After five years of work, electricity consumers in San Benito, Monterey and Santa Cruz counties this month began receiving lower cost, “cleaner” electric power.
The Monterey Bay Community Power agency began delivering power to business and commercial customers March 1. Residential customers will be connected to agency’s “green” power sources July 1. Residents and businesses are automatically enrolled as customers of Monterey Bay Community Power.
All but two local jurisdictions, Del Rey Oaks and King City, signed up to join the joint three-county non-profit power agency, which offers several “green energy” alternatives to all PG&E customers. All commercial customers beginning March 1 and all residential customers beginning July 1 are automatically enrolled in the alternative, which will provide not only energy from cleaner sources but also a 3 percent cut in electric rates.
Some 37,500 commercial, agricultural, industrial and municipal customers representing nearly two-thirds of the region’s total power load started receiving Monterey Bay Community Power service on March 1, while about 235,000 residential customers will come online July 1.
In multiple mailings this spring, customers are given a choice to “opt out” of the automatic enrollment, if they want to continue getting electricity from PG&E.
Allowed under state law since the early 2000s, community choice energy agencies like Monterey Bay Community Power have been in operation since 2010. There are now a dozen in California including Santa Clara County, Los Angeles County and Ventura County.
Under the community choice model, Monterey Bay Community Power takes over the purchase of power from PG&E, replacing it with purchases from carbon-free hydroelectric, wind and solar sources. In addition to reducing greenhouse gas emissions, the new non-profit, intergovernmental agency offers customers slightly lower rates.
PG&E will continue handling power distribution through its existing system, along with maintenance, billing and customer service, and will charge local customers for those services.
Residential customers will be offered 3-percent rebates on their annual bills, while non-residential customers will get their 3-percent rebate on a quarterly or bi-annual basis.
The new power agency will collect 2 percent of annual power generation revenue projected at $175 million this year and $260 million next year for investment in local green energy projects such as wind and solar.
The agency will offer customers an opportunity to sign up for one of three programs, including MBchoice which will credit the 3-percent rebate to customer bills, MBgreen+ which will allocate the 3-percent rebate to local green energy projects, and MBshare which will allow customers to donate the 3-percent rebate to local non-profit green energy initiatives through the Community Foundation.
The new agency offers three key benefits, available through all service offerings: reduction in greenhouse gas emissions, lower cost to customers and investment in our local community.
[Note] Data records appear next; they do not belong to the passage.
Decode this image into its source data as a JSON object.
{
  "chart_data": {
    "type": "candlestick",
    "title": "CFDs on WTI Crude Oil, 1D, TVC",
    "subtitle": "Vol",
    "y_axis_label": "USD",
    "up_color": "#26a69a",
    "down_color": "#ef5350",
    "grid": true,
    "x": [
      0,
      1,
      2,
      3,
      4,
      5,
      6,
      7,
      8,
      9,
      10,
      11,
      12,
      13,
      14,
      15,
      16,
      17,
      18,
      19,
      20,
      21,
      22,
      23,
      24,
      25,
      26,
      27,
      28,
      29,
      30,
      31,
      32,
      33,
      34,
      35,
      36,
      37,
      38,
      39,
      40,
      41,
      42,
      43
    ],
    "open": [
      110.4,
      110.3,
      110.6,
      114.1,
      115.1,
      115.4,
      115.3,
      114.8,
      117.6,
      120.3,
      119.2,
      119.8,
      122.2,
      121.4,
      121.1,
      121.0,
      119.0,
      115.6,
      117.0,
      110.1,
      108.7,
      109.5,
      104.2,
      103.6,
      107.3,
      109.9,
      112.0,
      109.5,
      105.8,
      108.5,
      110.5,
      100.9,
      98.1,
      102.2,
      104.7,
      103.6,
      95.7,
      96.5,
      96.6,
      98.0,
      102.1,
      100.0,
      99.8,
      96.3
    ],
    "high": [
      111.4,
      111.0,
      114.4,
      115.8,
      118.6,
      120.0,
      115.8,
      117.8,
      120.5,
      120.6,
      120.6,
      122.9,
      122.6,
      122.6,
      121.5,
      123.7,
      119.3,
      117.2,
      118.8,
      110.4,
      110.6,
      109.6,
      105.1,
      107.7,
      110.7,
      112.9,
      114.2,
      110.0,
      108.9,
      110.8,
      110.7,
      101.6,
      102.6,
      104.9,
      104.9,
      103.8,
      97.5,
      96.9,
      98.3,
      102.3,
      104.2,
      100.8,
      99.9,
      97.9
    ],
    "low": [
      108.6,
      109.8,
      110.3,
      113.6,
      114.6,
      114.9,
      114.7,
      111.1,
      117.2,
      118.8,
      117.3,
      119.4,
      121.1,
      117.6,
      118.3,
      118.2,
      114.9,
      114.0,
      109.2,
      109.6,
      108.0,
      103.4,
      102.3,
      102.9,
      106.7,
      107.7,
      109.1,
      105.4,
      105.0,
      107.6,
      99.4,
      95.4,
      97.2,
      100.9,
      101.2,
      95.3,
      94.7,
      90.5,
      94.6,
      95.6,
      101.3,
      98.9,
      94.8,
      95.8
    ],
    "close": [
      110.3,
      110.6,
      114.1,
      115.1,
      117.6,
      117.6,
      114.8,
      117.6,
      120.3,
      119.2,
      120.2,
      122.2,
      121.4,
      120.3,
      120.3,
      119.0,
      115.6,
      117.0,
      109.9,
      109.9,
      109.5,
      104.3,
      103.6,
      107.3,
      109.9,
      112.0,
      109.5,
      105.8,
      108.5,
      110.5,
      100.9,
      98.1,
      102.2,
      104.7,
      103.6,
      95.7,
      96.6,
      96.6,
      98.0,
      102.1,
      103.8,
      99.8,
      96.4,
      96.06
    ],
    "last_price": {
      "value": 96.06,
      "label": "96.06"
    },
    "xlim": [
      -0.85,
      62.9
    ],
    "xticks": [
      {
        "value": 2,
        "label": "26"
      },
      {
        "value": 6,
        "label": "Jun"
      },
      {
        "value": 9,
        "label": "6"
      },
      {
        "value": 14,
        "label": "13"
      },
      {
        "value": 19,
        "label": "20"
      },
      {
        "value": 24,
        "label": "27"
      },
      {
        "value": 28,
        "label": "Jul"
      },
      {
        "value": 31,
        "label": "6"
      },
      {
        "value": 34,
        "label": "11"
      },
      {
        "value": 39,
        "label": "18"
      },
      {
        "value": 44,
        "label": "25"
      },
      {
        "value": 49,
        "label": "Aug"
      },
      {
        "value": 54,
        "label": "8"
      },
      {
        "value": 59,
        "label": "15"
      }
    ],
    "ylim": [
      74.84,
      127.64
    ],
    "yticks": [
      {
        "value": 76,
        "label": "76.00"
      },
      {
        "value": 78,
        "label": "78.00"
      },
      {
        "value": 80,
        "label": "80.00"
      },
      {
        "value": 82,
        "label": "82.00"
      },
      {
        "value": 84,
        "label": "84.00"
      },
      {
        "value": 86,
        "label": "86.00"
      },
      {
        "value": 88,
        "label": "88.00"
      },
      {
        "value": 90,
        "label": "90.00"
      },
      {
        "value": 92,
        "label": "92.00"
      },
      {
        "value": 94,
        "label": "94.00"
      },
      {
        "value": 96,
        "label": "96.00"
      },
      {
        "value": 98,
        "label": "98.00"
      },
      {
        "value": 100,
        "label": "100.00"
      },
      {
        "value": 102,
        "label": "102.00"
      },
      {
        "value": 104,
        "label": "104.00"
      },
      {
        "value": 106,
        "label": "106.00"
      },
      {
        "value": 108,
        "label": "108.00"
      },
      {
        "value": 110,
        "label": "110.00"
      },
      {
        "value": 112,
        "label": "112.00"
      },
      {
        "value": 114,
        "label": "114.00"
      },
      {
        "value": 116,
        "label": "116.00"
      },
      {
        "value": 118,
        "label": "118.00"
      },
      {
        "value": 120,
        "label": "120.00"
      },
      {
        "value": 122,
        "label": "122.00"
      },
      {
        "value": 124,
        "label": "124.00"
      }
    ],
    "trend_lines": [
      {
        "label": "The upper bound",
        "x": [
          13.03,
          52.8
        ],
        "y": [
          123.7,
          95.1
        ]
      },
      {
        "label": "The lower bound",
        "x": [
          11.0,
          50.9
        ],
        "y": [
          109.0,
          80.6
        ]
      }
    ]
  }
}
MBCP procures electricity from 100 percent carbon-free sources such as solar, wind and hydroelectric.
In addition to being carbon-free, the new agency’s power offerings are classified as 30 percent renewable, exceeding state requirements. It will not procure power from nuclear or fossil-based sources.
Less than 1 percent of all non-residential customers have opted out of then new agency, according to power agency staff, and a slightly higher percentage of residential customers are expected to do so.
Monterey Bay Community Power outreach coordinator Marc Adato said in response to non-residential customers’ concerns about fluctuating power rates, the agency is working on a proposal that would offer those customers a guarantee that their local rates would never exceed PG&E’s no matter how much they fluctuate in addition to a minimum 1.5-percent rebate. The proposal still needs approval from the power agency’s policy board, Adato said.